Even though you're buying a shiny new model, insurers take into account how deeply earlier versions have dipped into insurance companies' pockets. You can go to the IIHS website and see a car's crash and repair-cost track record.
For a new 2015 model, the cost of insurance ranges from 8 to 26 percent of the total cost of owning the vehicle, according to data compiled for us by Edmunds.com, a car-shopping and research organization.
You'd expect premiums to drop as the vehicle ages, but Edmunds.com data show premiums may rise over time. III notes that your specific premium also depends on how much coverage you want and how large a deductible you're willing to accept. Choosing a bigger deductible lowers the price of insurance because you're agreeing to pay more to repair the car before the insurance kicks in, keeping the insurance company's costs down.
Costs of other coverages that are part of an auto insurance package can outweigh the damage portion of the policy, so the total savings on your bill from a bigger deductible might be modest.
Also, where you live influences rates. Insurers believe that urban dwellers are more likely to be vandalized or have their cars stolen than people who live in smaller towns, III says.

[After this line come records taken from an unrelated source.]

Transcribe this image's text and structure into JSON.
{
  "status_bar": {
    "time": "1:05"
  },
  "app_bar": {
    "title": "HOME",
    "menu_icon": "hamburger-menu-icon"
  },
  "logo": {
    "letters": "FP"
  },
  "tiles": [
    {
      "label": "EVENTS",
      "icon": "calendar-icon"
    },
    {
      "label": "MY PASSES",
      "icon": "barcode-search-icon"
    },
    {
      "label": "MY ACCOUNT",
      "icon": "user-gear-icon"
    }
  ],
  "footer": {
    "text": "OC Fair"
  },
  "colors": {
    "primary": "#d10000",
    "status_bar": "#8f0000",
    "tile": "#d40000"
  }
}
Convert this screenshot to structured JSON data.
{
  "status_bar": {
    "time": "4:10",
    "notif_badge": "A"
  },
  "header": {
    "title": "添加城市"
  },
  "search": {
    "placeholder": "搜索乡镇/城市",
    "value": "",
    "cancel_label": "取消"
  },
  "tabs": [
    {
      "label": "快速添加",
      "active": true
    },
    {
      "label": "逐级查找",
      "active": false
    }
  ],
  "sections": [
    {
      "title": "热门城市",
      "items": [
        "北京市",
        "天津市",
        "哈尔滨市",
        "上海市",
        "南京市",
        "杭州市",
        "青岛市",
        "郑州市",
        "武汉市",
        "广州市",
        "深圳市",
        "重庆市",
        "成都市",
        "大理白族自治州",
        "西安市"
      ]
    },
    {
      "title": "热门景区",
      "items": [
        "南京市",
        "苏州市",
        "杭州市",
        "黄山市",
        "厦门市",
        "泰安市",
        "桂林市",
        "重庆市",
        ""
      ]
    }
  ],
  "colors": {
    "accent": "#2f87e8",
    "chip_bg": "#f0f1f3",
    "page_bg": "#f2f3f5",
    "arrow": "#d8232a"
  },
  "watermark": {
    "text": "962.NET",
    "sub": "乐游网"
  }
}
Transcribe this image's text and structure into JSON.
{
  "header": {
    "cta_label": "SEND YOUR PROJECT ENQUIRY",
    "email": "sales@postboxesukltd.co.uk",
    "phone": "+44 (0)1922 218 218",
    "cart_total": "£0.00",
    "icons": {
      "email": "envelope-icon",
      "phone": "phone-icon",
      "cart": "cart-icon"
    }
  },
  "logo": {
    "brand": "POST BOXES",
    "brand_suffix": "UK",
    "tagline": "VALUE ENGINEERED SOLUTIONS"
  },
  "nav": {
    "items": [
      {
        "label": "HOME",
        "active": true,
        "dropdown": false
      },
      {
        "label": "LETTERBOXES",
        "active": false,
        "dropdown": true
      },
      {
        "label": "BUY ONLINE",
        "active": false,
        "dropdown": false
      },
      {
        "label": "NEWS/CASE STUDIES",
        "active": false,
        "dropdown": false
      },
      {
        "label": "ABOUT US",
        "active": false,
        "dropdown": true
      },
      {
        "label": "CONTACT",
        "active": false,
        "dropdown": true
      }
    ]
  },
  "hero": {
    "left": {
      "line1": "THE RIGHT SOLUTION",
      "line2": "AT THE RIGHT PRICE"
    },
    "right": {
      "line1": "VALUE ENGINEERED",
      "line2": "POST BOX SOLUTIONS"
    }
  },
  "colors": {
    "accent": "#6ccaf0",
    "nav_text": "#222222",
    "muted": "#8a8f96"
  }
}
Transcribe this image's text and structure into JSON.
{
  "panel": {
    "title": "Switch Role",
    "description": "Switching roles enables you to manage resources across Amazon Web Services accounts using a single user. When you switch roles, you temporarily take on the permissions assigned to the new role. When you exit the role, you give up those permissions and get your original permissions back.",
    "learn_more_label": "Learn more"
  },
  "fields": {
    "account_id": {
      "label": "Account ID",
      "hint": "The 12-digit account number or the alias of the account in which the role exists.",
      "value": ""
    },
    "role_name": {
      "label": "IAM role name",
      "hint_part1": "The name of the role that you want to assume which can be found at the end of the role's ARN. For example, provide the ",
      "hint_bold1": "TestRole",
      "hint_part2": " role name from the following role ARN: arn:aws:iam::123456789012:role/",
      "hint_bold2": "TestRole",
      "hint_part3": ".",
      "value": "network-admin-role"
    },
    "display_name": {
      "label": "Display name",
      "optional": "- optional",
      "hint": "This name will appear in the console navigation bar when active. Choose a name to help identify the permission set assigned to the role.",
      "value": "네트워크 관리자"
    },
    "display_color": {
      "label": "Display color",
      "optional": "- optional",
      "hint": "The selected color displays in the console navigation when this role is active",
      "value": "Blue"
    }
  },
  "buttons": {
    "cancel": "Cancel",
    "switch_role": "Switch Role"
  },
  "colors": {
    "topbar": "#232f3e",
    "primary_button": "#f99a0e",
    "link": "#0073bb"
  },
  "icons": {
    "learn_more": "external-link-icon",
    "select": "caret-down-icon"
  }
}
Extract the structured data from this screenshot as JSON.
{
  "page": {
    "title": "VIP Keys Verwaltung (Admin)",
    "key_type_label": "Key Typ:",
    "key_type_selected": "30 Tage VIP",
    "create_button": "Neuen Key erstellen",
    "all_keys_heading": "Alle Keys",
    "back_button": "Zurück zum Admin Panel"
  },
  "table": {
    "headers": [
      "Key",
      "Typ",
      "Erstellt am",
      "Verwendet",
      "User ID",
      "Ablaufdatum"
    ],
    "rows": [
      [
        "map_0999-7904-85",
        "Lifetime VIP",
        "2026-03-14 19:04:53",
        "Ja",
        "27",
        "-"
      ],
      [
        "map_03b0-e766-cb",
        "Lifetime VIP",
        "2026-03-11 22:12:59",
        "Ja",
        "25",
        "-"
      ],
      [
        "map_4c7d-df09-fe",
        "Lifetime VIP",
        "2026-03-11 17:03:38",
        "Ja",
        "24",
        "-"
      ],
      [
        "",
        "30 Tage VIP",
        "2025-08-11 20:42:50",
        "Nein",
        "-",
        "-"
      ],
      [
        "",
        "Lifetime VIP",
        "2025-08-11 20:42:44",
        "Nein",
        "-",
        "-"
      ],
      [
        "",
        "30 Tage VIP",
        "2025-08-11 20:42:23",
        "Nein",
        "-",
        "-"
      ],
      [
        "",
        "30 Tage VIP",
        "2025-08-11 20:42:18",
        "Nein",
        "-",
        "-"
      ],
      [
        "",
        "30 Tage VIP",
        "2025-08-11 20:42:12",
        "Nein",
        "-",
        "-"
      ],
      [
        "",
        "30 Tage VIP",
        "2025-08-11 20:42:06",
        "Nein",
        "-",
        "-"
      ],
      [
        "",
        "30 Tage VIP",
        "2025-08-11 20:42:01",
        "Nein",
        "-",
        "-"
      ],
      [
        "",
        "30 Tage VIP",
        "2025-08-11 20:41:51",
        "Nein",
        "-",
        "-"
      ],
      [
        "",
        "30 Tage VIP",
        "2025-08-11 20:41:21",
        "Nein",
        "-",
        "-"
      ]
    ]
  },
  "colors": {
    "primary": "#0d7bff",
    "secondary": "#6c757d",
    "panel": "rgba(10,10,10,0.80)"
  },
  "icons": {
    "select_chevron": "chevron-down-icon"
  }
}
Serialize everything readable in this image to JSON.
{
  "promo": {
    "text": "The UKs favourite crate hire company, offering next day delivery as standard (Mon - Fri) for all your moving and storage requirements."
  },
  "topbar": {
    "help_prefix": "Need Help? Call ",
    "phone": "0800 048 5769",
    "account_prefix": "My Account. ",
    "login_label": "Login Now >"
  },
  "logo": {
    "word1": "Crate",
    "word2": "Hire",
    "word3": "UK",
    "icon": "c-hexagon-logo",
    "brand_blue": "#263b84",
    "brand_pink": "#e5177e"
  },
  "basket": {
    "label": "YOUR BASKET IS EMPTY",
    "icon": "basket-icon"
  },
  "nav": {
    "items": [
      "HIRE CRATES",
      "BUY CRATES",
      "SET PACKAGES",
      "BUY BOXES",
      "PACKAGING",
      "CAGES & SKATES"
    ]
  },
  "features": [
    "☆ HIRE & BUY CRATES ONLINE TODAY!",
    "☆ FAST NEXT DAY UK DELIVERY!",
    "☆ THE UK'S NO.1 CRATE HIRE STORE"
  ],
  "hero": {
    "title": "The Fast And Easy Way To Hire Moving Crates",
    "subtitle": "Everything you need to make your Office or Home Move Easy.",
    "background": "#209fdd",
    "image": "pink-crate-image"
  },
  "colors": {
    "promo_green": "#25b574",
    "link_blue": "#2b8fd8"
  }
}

Insurance premiums are so tailored to the person, vehicle, location and so many other factors that you can't accurately point to one or two reasons why any given car, truck, van or SUV is more expensive or less expensive to insure, III emphasizes.
The Edmunds.com data shows relatively little insurance cost difference among the models that are cheapest to insure in a given category. But the difference between those with low insurance premiums and those in the same category with high premiums can be very large.
Small cars provide a good example. The least expensive of that category to insure is the 2015 Volkswagen Golf, at a national average of $1,597 in its first year, according to Edmunds.com calculations.
The model that's most expensive to insure in that category is the 2015 Ford C-Max hybrid at $3,027, which is nearly twice as much. (Note: these are the nationwide averages for the first year. The amount changes as the vehicles age.)